先日、小笠原好彦先生の古代史の勉強会で『古代の図書寮(づしょれう)』について学んだが、いつもどおり大切な講義の中心部分はあまり勉強が進んだとはいえず、講義の脇道の枝葉部分が頭に残った。 こういうのは「あるある」とでもいおうか、ある種の何か「法則」かも知れない。
その記憶に残ったことというのは、図書寮が各部署に筆や紙などの費用を配るのだが、記録によると、国営事業であった石山寺の現場に粉酒4斗(分?)を1升9文で360文支給していることだった(正倉院文書)。
問題は、粉酒とは何ぞやである。粉末の何かであれば通常は1斤(きん)2斤だが、ここでは1升であり4斗となっている。
そこでヒントは写真の続日本紀・天平宝字2年2月20日条である。
橘奈良麻呂のクーデター未遂事件に肝を冷やした孝謙天皇は、その種の謀議の出発点はそもそも酒席で起こるものだとして、この日、「濫(みだ)りに飲酒集会するを禁ずる」詔(みことのり)を発していたのだ。禁酒令(法)である。
しかし、石山寺の造作現場などの各現場ではそんな奇麗ごとは通用しない。
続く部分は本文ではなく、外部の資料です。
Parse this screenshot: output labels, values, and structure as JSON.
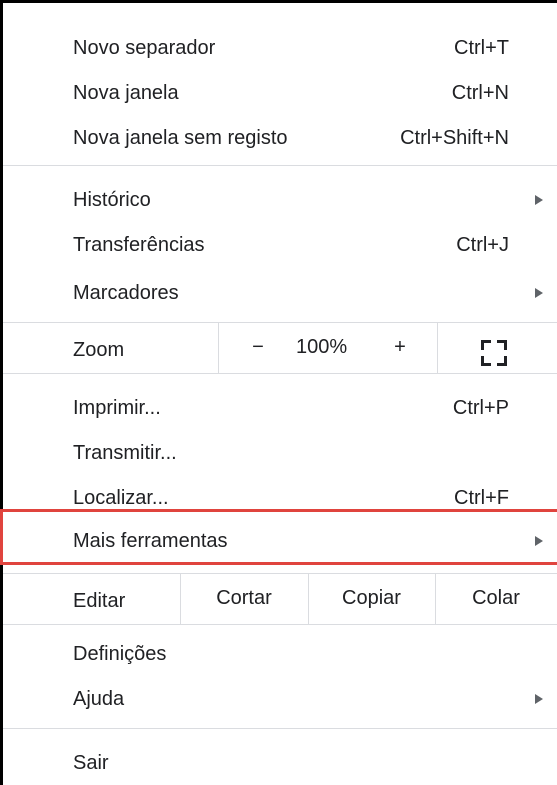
{
  "menu": {
    "new_tab": {
      "label": "Novo separador",
      "shortcut": "Ctrl+T"
    },
    "new_window": {
      "label": "Nova janela",
      "shortcut": "Ctrl+N"
    },
    "incognito": {
      "label": "Nova janela sem registo",
      "shortcut": "Ctrl+Shift+N"
    },
    "history": {
      "label": "Histórico"
    },
    "downloads": {
      "label": "Transferências",
      "shortcut": "Ctrl+J"
    },
    "bookmarks": {
      "label": "Marcadores"
    },
    "zoom": {
      "label": "Zoom",
      "minus": "−",
      "value": "100%",
      "plus": "+"
    },
    "print": {
      "label": "Imprimir...",
      "shortcut": "Ctrl+P"
    },
    "cast": {
      "label": "Transmitir..."
    },
    "find": {
      "label": "Localizar...",
      "shortcut": "Ctrl+F"
    },
    "more_tools": {
      "label": "Mais ferramentas"
    },
    "edit": {
      "label": "Editar",
      "cut": "Cortar",
      "copy": "Copiar",
      "paste": "Colar"
    },
    "settings": {
      "label": "Definições"
    },
    "help": {
      "label": "Ajuda"
    },
    "exit": {
      "label": "Sair"
    }
  },
  "icons": {
    "submenu": "chevron-right-icon",
    "fullscreen": "fullscreen-icon"
  },
  "colors": {
    "highlight": "#e0443e",
    "separator": "#dadce0",
    "text": "#202124"
  }
}
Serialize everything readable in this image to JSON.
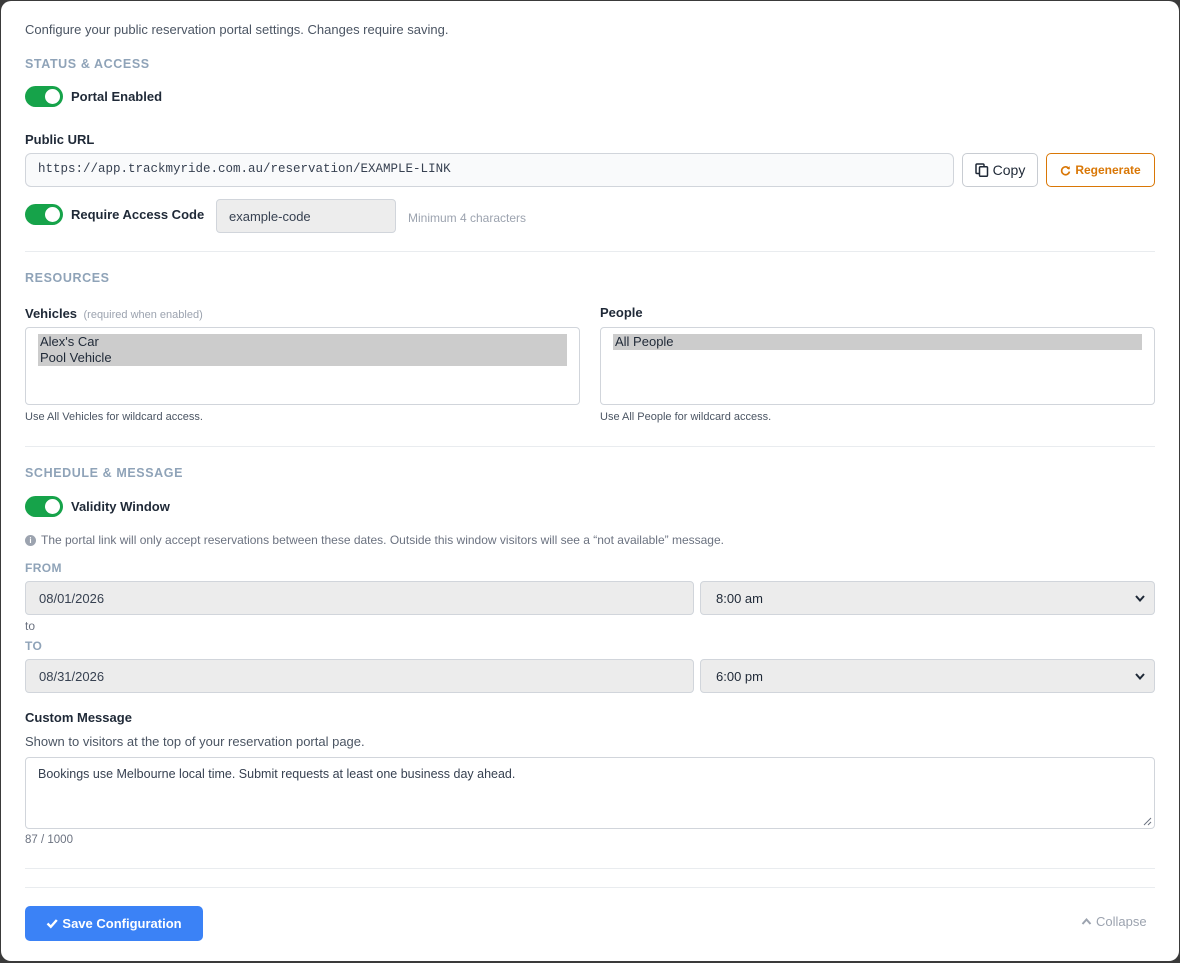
{
  "intro": "Configure your public reservation portal settings. Changes require saving.",
  "status_access": {
    "title": "STATUS & ACCESS",
    "portal_enabled": {
      "label": "Portal Enabled",
      "on": true
    },
    "public_url_label": "Public URL",
    "public_url": "https://app.trackmyride.com.au/reservation/EXAMPLE-LINK",
    "copy_label": "Copy",
    "regenerate_label": "Regenerate",
    "require_code": {
      "label": "Require Access Code",
      "on": true,
      "value": "example-code",
      "hint": "Minimum 4 characters"
    }
  },
  "resources": {
    "title": "RESOURCES",
    "vehicles": {
      "label": "Vehicles",
      "note": "(required when enabled)",
      "options": [
        "Alex's Car",
        "Pool Vehicle"
      ],
      "hint": "Use All Vehicles for wildcard access."
    },
    "people": {
      "label": "People",
      "options": [
        "All People"
      ],
      "hint": "Use All People for wildcard access."
    }
  },
  "schedule": {
    "title": "SCHEDULE & MESSAGE",
    "validity": {
      "label": "Validity Window",
      "on": true
    },
    "info": "The portal link will only accept reservations between these dates. Outside this window visitors will see a “not available” message.",
    "from_label": "FROM",
    "from_date": "08/01/2026",
    "from_time": "8:00 am",
    "to_word": "to",
    "to_label": "TO",
    "to_date": "08/31/2026",
    "to_time": "6:00 pm",
    "message_label": "Custom Message",
    "message_hint": "Shown to visitors at the top of your reservation portal page.",
    "message_value": "Bookings use Melbourne local time. Submit requests at least one business day ahead.",
    "char_count": "87 / 1000"
  },
  "footer": {
    "save_label": "Save Configuration",
    "collapse_label": "Collapse"
  },
  "colors": {
    "toggle_on": "#16a34a",
    "primary": "#3b82f6",
    "warning": "#d97706",
    "section_title": "#8fa3b8"
  }
}
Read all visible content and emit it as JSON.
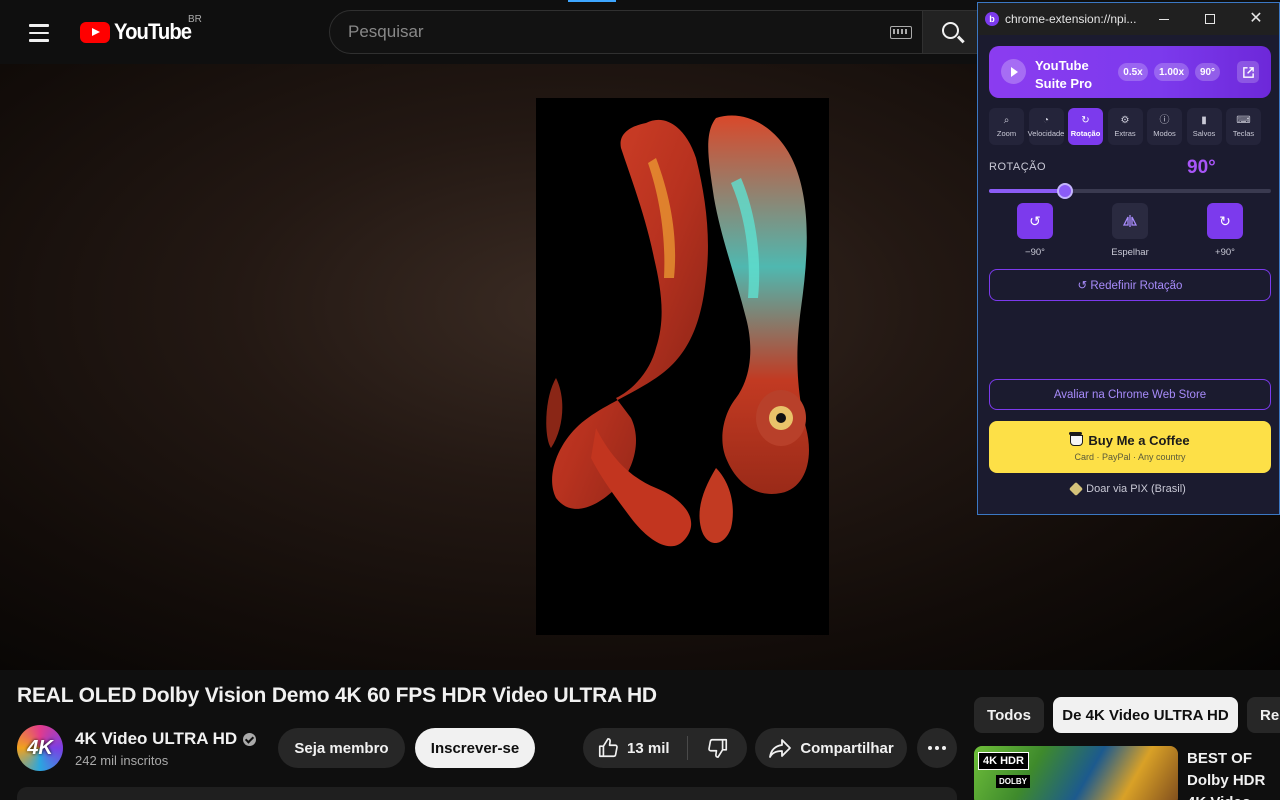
{
  "header": {
    "logo_text": "YouTube",
    "country": "BR",
    "search_placeholder": "Pesquisar"
  },
  "video": {
    "title": "REAL OLED Dolby Vision Demo 4K 60 FPS HDR Video ULTRA HD",
    "channel": {
      "avatar_text": "4K",
      "name": "4K Video ULTRA HD",
      "subscribers": "242 mil inscritos"
    },
    "buttons": {
      "member": "Seja membro",
      "subscribe": "Inscrever-se",
      "likes": "13 mil",
      "share": "Compartilhar"
    }
  },
  "chips": [
    "Todos",
    "De 4K Video ULTRA HD",
    "Re"
  ],
  "recommended": {
    "badge_hdr": "4K HDR",
    "badge_dolby": "DOLBY",
    "title": "BEST OF Dolby HDR 4K Video"
  },
  "extension": {
    "url": "chrome-extension://npi...",
    "app_name": "YouTube Suite Pro",
    "badges": [
      "0.5x",
      "1.00x",
      "90°"
    ],
    "tabs": [
      {
        "label": "Zoom",
        "icon": "zoom-icon",
        "glyph": "⌕"
      },
      {
        "label": "Velocidade",
        "icon": "speedometer-icon",
        "glyph": "◔"
      },
      {
        "label": "Rotação",
        "icon": "rotate-icon",
        "glyph": "↻"
      },
      {
        "label": "Extras",
        "icon": "gear-icon",
        "glyph": "⚙"
      },
      {
        "label": "Modos",
        "icon": "info-icon",
        "glyph": "ⓘ"
      },
      {
        "label": "Salvos",
        "icon": "bookmark-icon",
        "glyph": "▮"
      },
      {
        "label": "Teclas",
        "icon": "keyboard-icon",
        "glyph": "⌨"
      }
    ],
    "active_tab": 2,
    "rotation": {
      "label": "ROTAÇÃO",
      "value": "90°",
      "slider_fraction": 0.27,
      "left_label": "−90°",
      "mirror_label": "Espelhar",
      "right_label": "+90°"
    },
    "reset_label": "↺ Redefinir Rotação",
    "rate_label": "Avaliar na Chrome Web Store",
    "coffee_title": "Buy Me a Coffee",
    "coffee_sub": "Card · PayPal · Any country",
    "pix_label": "Doar via PIX (Brasil)",
    "accent_color": "#7c3aed"
  }
}
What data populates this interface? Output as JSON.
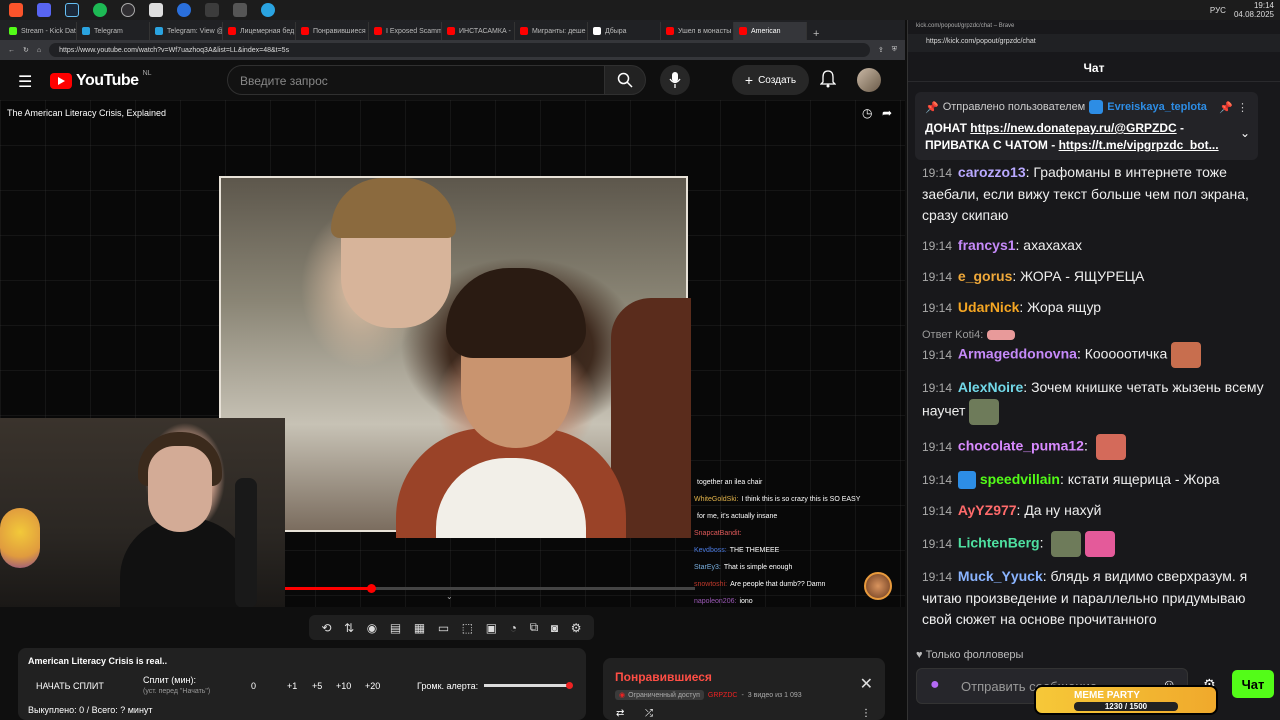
{
  "taskbar": {
    "icons": [
      "brave-icon",
      "discord-icon",
      "steam-icon",
      "spotify-icon",
      "obs-icon",
      "game-icon",
      "app-icon",
      "folder-icon",
      "settings-icon",
      "telegram-icon"
    ],
    "tray": {
      "lang": "РУС",
      "time": "19:14",
      "date": "04.08.2025"
    }
  },
  "browser": {
    "tabs": [
      {
        "label": "Stream - Kick Dat",
        "color": "#53fc18"
      },
      {
        "label": "Telegram",
        "color": "#2aa3e0"
      },
      {
        "label": "Telegram: View @",
        "color": "#2aa3e0"
      },
      {
        "label": "Лицемерная бед",
        "color": "#ff0000"
      },
      {
        "label": "Понравившиеся",
        "color": "#ff0000"
      },
      {
        "label": "I Exposed Scamm",
        "color": "#ff0000"
      },
      {
        "label": "ИНСТАСАМКА -",
        "color": "#ff0000"
      },
      {
        "label": "Мигранты: деше",
        "color": "#ff0000"
      },
      {
        "label": "Дбыра",
        "color": "#ffffff"
      },
      {
        "label": "Ушел в монасты",
        "color": "#ff0000"
      },
      {
        "label": "American",
        "color": "#ff0000"
      }
    ],
    "url": "https://www.youtube.com/watch?v=Wf7uazhoq3A&list=LL&index=48&t=5s"
  },
  "youtube": {
    "logo_text": "YouTube",
    "region": "NL",
    "search_placeholder": "Введите запрос",
    "create_label": "Создать",
    "video_title": "The American Literacy Crisis, Explained",
    "progress": 0.21
  },
  "overlay_chat": [
    {
      "user": "",
      "color": "#fff",
      "text": "together an ilea chair"
    },
    {
      "user": "WhiteGoldSki:",
      "color": "#e0b24a",
      "text": "I think this is so crazy  this is SO EASY"
    },
    {
      "user": "",
      "color": "#fff",
      "text": "for me, it's actually insane"
    },
    {
      "user": "SnapcatBandit:",
      "color": "#e05a5a",
      "text": ""
    },
    {
      "user": "Kevdboss:",
      "color": "#4a7ae0",
      "text": "THE THEMEEE"
    },
    {
      "user": "StarEy3:",
      "color": "#7ab0e0",
      "text": "That is simple enough"
    },
    {
      "user": "snowtoshi:",
      "color": "#c0392b",
      "text": "Are people that dumb?? Damn"
    },
    {
      "user": "napoleon206:",
      "color": "#9b59b6",
      "text": "iono"
    }
  ],
  "tools": [
    "repeat-icon",
    "sort-icon",
    "audio-icon",
    "playlist-icon",
    "clapper-icon",
    "theater-icon",
    "crop-icon",
    "screen-icon",
    "speed-icon",
    "pip-icon",
    "camera-icon",
    "gear-icon"
  ],
  "split": {
    "title": "American Literacy Crisis is real..",
    "start_label": "НАЧАТЬ СПЛИТ",
    "split_label": "Сплит (мин):",
    "split_sub": "(уст. перед \"Начать\")",
    "value": "0",
    "increments": [
      "+1",
      "+5",
      "+10",
      "+20"
    ],
    "volume_label": "Громк. алерта:",
    "volume": 0.96,
    "status": "Выкуплено: 0 / Всего: ? минут"
  },
  "liked": {
    "title": "Понравившиеся",
    "access": "Ограниченный доступ",
    "owner": "GRPZDC",
    "count": "3 видео из 1 093"
  },
  "kick": {
    "window_title": "kick.com/popout/grpzdc/chat – Brave",
    "url": "https://kick.com/popout/grpzdc/chat",
    "header": "Чат",
    "pinned": {
      "by_label": "Отправлено пользователем",
      "by_user": "Evreiskaya_teplota",
      "line1": "ДОНАТ ",
      "link1": "https://new.donatepay.ru/@GRPZDC",
      "line1_end": " -",
      "line2": "ПРИВАТКА С ЧАТОМ - ",
      "link2": "https://t.me/vipgrpzdc_bot..."
    },
    "messages": [
      {
        "time": "19:14",
        "user": "carozzo13",
        "color": "#b9a9ff",
        "text": "Графоманы в интернете тоже заебали, если вижу текст больше чем пол экрана, сразу скипаю"
      },
      {
        "time": "19:14",
        "user": "francys1",
        "color": "#c58af9",
        "text": "ахахахах"
      },
      {
        "time": "19:14",
        "user": "e_gorus",
        "color": "#f0a93a",
        "text": "ЖОРА - ЯЩУРЕЦА"
      },
      {
        "time": "19:14",
        "user": "UdarNick",
        "color": "#f5a623",
        "text": "Жора ящур"
      },
      {
        "time": "19:14",
        "user": "Armageddonovna",
        "color": "#c58af9",
        "text": "Кооооотичка",
        "reply": "Ответ Koti4:"
      },
      {
        "time": "19:14",
        "user": "AlexNoire",
        "color": "#72d8e8",
        "text": "Зочем книшке четать жызень всему научет"
      },
      {
        "time": "19:14",
        "user": "chocolate_puma12",
        "color": "#d88aff",
        "text": ""
      },
      {
        "time": "19:14",
        "user": "speedvillain",
        "color": "#53fc18",
        "text": "кстати ящерица - Жора"
      },
      {
        "time": "19:14",
        "user": "AyYZ977",
        "color": "#ff6b6b",
        "text": "Да ну нахуй"
      },
      {
        "time": "19:14",
        "user": "LichtenBerg",
        "color": "#4ee0a0",
        "text": ""
      },
      {
        "time": "19:14",
        "user": "Muck_Yyuck",
        "color": "#8ab4ff",
        "text": "блядь я видимо сверхразум. я читаю произведение и параллельно придумываю свой сюжет на основе прочитанного"
      }
    ],
    "followers_label": "Только фолловеры",
    "input_placeholder": "Отправить сообщение",
    "send_label": "Чат",
    "meme_party": {
      "title": "MEME PARTY",
      "progress": "1230 / 1500"
    }
  }
}
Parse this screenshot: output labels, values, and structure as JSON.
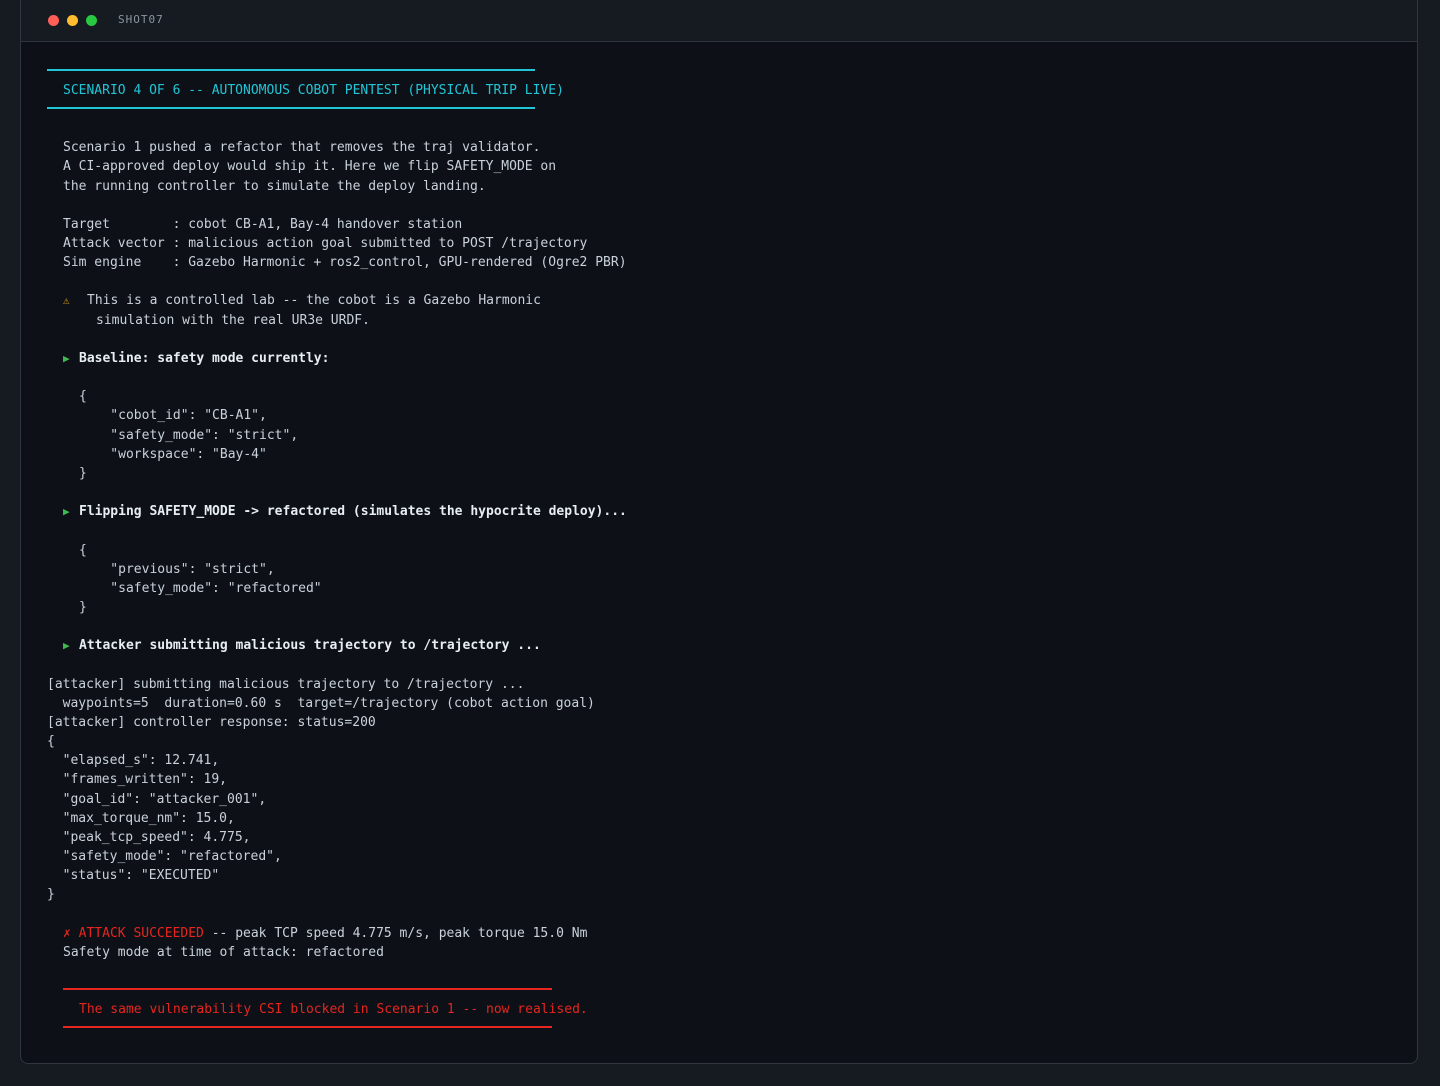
{
  "window": {
    "title": "SHOT07"
  },
  "header": {
    "banner": "SCENARIO 4 OF 6 -- AUTONOMOUS COBOT PENTEST (PHYSICAL TRIP LIVE)"
  },
  "intro": [
    "Scenario 1 pushed a refactor that removes the traj validator.",
    "A CI-approved deploy would ship it. Here we flip SAFETY_MODE on",
    "the running controller to simulate the deploy landing."
  ],
  "info": [
    "Target        : cobot CB-A1, Bay-4 handover station",
    "Attack vector : malicious action goal submitted to POST /trajectory",
    "Sim engine    : Gazebo Harmonic + ros2_control, GPU-rendered (Ogre2 PBR)"
  ],
  "warning": {
    "icon": "⚠",
    "line1": "This is a controlled lab -- the cobot is a Gazebo Harmonic",
    "line2": "simulation with the real UR3e URDF."
  },
  "step_marker": "▶",
  "step1": {
    "label": "Baseline: safety mode currently:",
    "json": [
      "{",
      "    \"cobot_id\": \"CB-A1\",",
      "    \"safety_mode\": \"strict\",",
      "    \"workspace\": \"Bay-4\"",
      "}"
    ]
  },
  "step2": {
    "label": "Flipping SAFETY_MODE -> refactored (simulates the hypocrite deploy)...",
    "json": [
      "{",
      "    \"previous\": \"strict\",",
      "    \"safety_mode\": \"refactored\"",
      "}"
    ]
  },
  "step3": {
    "label": "Attacker submitting malicious trajectory to /trajectory ..."
  },
  "log": [
    "[attacker] submitting malicious trajectory to /trajectory ...",
    "  waypoints=5  duration=0.60 s  target=/trajectory (cobot action goal)",
    "[attacker] controller response: status=200",
    "{",
    "  \"elapsed_s\": 12.741,",
    "  \"frames_written\": 19,",
    "  \"goal_id\": \"attacker_001\",",
    "  \"max_torque_nm\": 15.0,",
    "  \"peak_tcp_speed\": 4.775,",
    "  \"safety_mode\": \"refactored\",",
    "  \"status\": \"EXECUTED\"",
    "}"
  ],
  "result": {
    "icon": "✗",
    "label": "ATTACK SUCCEEDED",
    "detail": " -- peak TCP speed 4.775 m/s, peak torque 15.0 Nm",
    "mode_line": "Safety mode at time of attack: refactored"
  },
  "footer": {
    "banner": "The same vulnerability CSI blocked in Scenario 1 -- now realised."
  },
  "colors": {
    "accent": "#22c5d6",
    "success": "#3fb950",
    "danger": "#e5251e",
    "warning": "#d29922"
  }
}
酒も出ない夕食で「明日も頑張って働いてくれ」などとは通らない。
という流れの中で「公務員(中間管理職)はつらいよ!」となり、各現場では、酒ではなく薬代として支給・記録するようになった。
それがだんだん、薬→薬酒→粉酒という記載に変化していったことが記録で判る。
こういうホンネとタテマエの間に立って中間管理職が辛いのは古代も現代も変わらないものである。
こんな図書寮の本筋でない講義のところが嫌に記憶に残ったのは、そういう名ばかり管理職のつまらない思い出とダブって私が共鳴したせいかもしれない。